Galina n'a jamais travaillé dans cet hôpital de la ville de Gomel, son personnel ne la connaissait pas, lui était hostile et l'a traitée avec animosité, quand elle a essayé d'obtenir des conditions plus humaines. Le soir du mardi 14, la santé de Olga et de l'enfant a empiré. La nouveau-née, très affaiblie, toussait, ne respirait que par la bouche, le nez complètement bouché. La suture de l'opération de Olga, pratiquée pour arrêter l'hémorragie, s'était ouverte et suppurait. Un examen à ultrasons a révélé des restes de placenta, qu'il faudra extraire, une fois la plaie assainie. Affolée par cette situation sans issue, qui allait de mal en pis, Galina s'est imposée et a obtenu de sortir les deux patientes, toutes les deux avec la fièvre à 38°. La maison était froide aussi : 12°, le chauffage, distribué par la ville, n'était pas encore donné. Galina a placé un appareil de chauffage électrique dans une chambre, a emprunté 50 dollars pour acheter un bon antibiotique pour Olga et des médicaments appropriés pour le bébé.

 

Le lendemain matin, c'est à dire hier, après une nuit plutôt désespérée, Galina a téléphoné à Nesterenko qui m'a appelé pour demander de l'aide. Emanuela a fait un envoi instantané de 500 dollars au nom de Dzimitry Shyroki par Western Union. Aujourd'hui, après 24 heures de soins au chaud (avec antibiotique pour la mère et un adsorbant, "Smecta", qui évacue la bilirubine, et une abondante solution de glucose pour désintoxiquer la petite), la température s'est normalisée chez les deux patientes. Galina extrait encore beaucoup de mucus purulent du nez de la petite.

 

Après ces détails médicaux, j'ai interrogé Galina sur le coût de la vie et sur ses dépenses. Cela m'a permis de corriger mon information restée arrêtée à une période précédente, dépassée.

 

A partir des premiers mois de 2002 le coût de la vie a énormément augmenté au Belarus, ce qui a approfondi le fossé entre les riches et les pauvres. Les salaires des entreprises privées ont augmenté. Beaucoup moins ceux du secteur public.

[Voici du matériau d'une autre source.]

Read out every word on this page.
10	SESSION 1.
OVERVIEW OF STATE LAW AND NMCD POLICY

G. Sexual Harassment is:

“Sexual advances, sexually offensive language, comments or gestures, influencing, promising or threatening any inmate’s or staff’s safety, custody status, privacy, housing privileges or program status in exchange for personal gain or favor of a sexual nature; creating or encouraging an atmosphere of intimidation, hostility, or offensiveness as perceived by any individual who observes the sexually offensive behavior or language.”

Les gens se défendent avec les provisions de leurs potagers, mais tomber malade peut devenir catastrophique : les médicaments sont trop chers.

 

Galina, travaillant 12 heures par jour, samedi compris gagne 150 dollars par mois, entre Belrad et la clinique : 100 à Belrad et 50 à la clinique, dans laquelle elle travaille à temps partiel. Cette clinique, qui apprécie sa compétence, insiste pour qu'elle passe à plein temps. On lui offre 280 dollars, qui pourraient arriver à 420, avec les extraordinaires. Galina n'abandonnera pas Belrad par choix éthique. Dans le panorama économique du Belarus, Belrad est pratiquement le seul institut privé (à but non lucratif) qui est obligé de payer des salaires aussi bas, ce qui explique la perte progressive de ses collaborateurs.

 

Mais retournons aux dépenses de la famille. Avec le temps, le nombre des colis alimentaires de 30 kg, autorisés au cours de l'année pour Youri, a augmenté. On est passé de 2 à 6 et en 2003 à 10 colis : presque un colis par mois. Sans achat de vêtements, un colis alimentaire de ce type revient à 250 dollars. Les deux colis par semaine, autorisés suite à l'opération, coûtent 40 dollars chacun. (J'avais mentionné 60 dollars dans mon précédent message à cause des médicaments que Galina a apportés en prison.)

 

Le traitement mensuel de Dimitri Shyroki, jeune médecin du secteur public, est de 45 dollars. Olga ne touche pas d'appointements, étant en maternité, mais une allocation familiale qui s'élève à 35 dollars. En tout        80 dollars pour la jeune famille de Gomel. Le loyer de l'appartement s'élève à 50 dollars. Sans l'aide de Galina, l'argent ne suffit pas. Et Galina elle-même n'y réussirait jamais sans l'aide mensuelle de 300 dollars qu'elle reçoit de France d'une famille, dont je n'ai pas eu l'autorisation de révéler le nom.

 

Quelques exemples de : Un kg de raisin, 2 dollars. Un kiwi, 0,5 dollars. 200 gr de crème fraîche, 1 dollar.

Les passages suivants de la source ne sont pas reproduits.